On 8 Oct 2003, Daniel Marmier wrote:
Fixed warnings with gcc option "-Wwrite-strings".
BTW, how far away are we from always compiling with -Wwrite-strings?
On Wed, 2003-10-08 at 21:58, Dimitrie O. Paun wrote:
BTW, how far away are we from always compiling with -Wwrite-strings?
Well, much warnings are gone, but we're still some patches (and days) away, because I started with the most obvious ones, and I am now running into the less obvious.
Most of the remaining are about code that deals whith something external (e.g. WIN32 function, commctl.h structure).
The brute force approach would be to always use variable strings in those cases. However there are a number of cases where we know that the string will be treated as constant. I do not like brute force, because: - it is useless in these cases - it makes the code less readable - it makes the data more writable ... - it will affect performance - I hear them come, furious, shouting that my patches are bloatware
There has to be a better solution. Perhaps something like:
#define FAKE_LPSTR(s) ((LPSTR)(ptrdiff_t)(s))
WriteSpool16( physDev->job.hJob, FAKE_LPSTR(buf), strlen(buf) );
Where the intermediate cast to ptrdiff_t serves to shut-up gcc's -Wcast-qual (which might be my one of my next candidates ...)
Or perhaps something really better ...
Comments, ideas, suggestions?
Best Regards,
Daniel Marmier
Daniel Marmier d.marmier@bluewin.ch writes:
There has to be a better solution. Perhaps something like:
#define FAKE_LPSTR(s) ((LPSTR)(ptrdiff_t)(s))
WriteSpool16( physDev->job.hJob, FAKE_LPSTR(buf), strlen(buf) );
Where the intermediate cast to ptrdiff_t serves to shut-up gcc's -Wcast-qual (which might be my one of my next candidates ...)
Or perhaps something really better ...
Comments, ideas, suggestions?
In some cases parameters to API functions are not declared const even though they really are const; some of these could be fixed. Notably, all the 16-bit ones can be freely changed since no external code depends on them. Some 32-bit ones can probably be changed too, like all the undocumented ones. Not sure how much this helps.

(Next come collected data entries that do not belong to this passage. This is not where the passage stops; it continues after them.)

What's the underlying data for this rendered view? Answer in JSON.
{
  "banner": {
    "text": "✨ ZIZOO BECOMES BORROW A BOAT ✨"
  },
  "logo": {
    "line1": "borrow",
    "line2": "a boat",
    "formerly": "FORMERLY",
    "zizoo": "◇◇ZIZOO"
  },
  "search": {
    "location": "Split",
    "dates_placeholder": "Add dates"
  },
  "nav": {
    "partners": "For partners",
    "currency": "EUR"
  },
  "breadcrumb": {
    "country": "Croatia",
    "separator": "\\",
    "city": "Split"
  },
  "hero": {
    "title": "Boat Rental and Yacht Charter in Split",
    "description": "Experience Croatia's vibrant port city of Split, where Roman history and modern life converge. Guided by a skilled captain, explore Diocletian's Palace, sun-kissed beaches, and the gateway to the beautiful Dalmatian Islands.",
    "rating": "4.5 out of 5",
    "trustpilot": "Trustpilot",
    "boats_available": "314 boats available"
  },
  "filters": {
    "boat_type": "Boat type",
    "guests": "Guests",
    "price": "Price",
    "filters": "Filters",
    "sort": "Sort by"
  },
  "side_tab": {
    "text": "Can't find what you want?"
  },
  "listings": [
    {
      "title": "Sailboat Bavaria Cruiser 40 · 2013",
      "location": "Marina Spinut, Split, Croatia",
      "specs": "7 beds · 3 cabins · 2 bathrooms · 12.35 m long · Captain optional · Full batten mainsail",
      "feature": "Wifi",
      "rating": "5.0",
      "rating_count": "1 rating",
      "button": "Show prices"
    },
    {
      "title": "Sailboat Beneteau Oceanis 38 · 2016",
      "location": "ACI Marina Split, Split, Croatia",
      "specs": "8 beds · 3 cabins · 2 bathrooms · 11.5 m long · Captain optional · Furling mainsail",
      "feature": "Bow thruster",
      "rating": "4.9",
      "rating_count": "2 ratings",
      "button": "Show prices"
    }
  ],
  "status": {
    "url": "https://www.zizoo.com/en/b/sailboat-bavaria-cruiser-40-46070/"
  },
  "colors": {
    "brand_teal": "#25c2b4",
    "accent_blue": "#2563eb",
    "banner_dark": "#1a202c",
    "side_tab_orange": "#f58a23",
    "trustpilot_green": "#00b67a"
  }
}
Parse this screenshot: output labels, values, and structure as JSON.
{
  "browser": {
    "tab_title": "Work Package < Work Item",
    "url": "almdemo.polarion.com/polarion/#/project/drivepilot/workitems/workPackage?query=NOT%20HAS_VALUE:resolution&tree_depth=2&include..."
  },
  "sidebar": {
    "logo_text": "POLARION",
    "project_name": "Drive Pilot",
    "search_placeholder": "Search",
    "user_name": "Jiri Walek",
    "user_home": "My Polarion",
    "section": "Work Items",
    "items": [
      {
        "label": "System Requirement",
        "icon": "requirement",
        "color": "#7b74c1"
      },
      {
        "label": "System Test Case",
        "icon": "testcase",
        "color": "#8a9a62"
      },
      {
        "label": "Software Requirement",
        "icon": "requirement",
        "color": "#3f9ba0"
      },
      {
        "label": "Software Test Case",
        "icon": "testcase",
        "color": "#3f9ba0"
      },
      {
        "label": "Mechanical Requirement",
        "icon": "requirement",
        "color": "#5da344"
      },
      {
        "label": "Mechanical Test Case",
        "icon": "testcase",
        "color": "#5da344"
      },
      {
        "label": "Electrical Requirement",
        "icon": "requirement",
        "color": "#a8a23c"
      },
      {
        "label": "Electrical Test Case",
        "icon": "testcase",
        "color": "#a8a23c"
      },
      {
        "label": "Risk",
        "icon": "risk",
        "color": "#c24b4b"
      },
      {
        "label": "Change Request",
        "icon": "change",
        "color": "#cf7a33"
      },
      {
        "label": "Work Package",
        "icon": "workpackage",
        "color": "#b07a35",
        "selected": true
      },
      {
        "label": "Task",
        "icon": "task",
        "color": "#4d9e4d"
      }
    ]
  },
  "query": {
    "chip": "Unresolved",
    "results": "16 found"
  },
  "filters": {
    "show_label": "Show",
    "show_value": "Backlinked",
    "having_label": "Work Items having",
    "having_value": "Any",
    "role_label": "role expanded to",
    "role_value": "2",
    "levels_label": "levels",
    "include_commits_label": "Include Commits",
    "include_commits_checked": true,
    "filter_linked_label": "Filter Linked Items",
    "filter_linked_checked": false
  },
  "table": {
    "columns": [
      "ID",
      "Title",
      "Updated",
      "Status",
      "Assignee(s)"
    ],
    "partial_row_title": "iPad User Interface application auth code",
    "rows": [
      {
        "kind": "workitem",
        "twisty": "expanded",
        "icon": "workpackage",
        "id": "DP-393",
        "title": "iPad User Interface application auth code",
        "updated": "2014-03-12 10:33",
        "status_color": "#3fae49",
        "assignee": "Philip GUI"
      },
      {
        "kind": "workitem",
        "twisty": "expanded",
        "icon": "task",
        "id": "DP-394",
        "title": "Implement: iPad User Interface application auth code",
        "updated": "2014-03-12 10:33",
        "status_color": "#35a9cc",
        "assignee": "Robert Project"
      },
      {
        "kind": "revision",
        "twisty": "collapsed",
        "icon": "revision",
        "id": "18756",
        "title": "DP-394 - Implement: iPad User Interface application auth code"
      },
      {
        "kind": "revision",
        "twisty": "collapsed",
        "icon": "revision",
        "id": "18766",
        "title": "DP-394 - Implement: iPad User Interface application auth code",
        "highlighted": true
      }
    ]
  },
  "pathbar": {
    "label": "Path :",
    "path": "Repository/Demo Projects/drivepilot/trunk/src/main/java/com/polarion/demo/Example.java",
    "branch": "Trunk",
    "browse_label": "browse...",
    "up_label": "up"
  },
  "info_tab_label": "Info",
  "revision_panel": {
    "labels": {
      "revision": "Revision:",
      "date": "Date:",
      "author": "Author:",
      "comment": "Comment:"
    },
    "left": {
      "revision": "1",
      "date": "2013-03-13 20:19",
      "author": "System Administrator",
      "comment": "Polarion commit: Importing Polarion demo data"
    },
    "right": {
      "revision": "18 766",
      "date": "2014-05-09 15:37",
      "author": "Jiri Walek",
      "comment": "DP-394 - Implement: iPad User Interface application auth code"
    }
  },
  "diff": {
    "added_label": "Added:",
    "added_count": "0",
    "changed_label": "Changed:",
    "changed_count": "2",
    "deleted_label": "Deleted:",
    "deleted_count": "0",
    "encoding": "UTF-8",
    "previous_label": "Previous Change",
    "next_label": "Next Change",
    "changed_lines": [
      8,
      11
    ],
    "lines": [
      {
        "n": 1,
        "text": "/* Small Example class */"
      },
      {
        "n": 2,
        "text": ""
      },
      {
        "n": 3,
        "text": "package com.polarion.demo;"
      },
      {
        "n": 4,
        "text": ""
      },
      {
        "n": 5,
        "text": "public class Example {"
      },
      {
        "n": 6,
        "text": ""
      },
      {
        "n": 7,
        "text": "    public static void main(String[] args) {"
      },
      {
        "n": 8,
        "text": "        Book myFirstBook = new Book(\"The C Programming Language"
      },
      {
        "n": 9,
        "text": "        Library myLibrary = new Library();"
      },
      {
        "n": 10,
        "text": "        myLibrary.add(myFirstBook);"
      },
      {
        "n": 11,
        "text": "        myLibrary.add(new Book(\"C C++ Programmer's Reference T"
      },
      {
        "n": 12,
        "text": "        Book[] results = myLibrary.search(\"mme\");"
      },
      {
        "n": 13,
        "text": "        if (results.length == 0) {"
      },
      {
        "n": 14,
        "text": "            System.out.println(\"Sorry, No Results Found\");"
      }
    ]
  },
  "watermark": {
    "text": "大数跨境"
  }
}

In cases where the official prototype is broken but we can't fix it, I think a cast is better than creating a writable string. Of course this means making sure that the string really isn't modified by the function.
Alexandre Julliard wrote:
In some cases parameters to API functions are not declared const even though they really are const; some of these could be fixed. Notably, all the 16-bit ones can be freely changed since no external code depends on them. Some 32-bit ones can probably be changed too, like all the undocumented ones. Not sure how much this helps.
In cases where the official prototype is broken but we can't fix it, I think a cast is better than creating a writable string. Of course this means making sure that the string really isn't modified by the function.
I have also stumbled across a case where the official declaration is a constant string, but Windows modifies the string anyway, at least temporarily. The string was changed back before the function returned.
In particular, BuildCommDCB's official declaration is:
BOOL BuildCommDCB(LPCSTR lpDef, LPDCB lpDCB)
However, if you pass a true constant string for lpDef in Windows 95 it will crash because Windows tries to write to it.
This is why in the conformance test I wrote for BuildCommDCB I did not use constant strings. When I did, the test would crash under Windows 95.
I am not sure if this has any other implications for wine, but it is an interesting fact none the less. Maybe if native DLL's are used which may have similar problems, problems could occur if wine used a true constant string.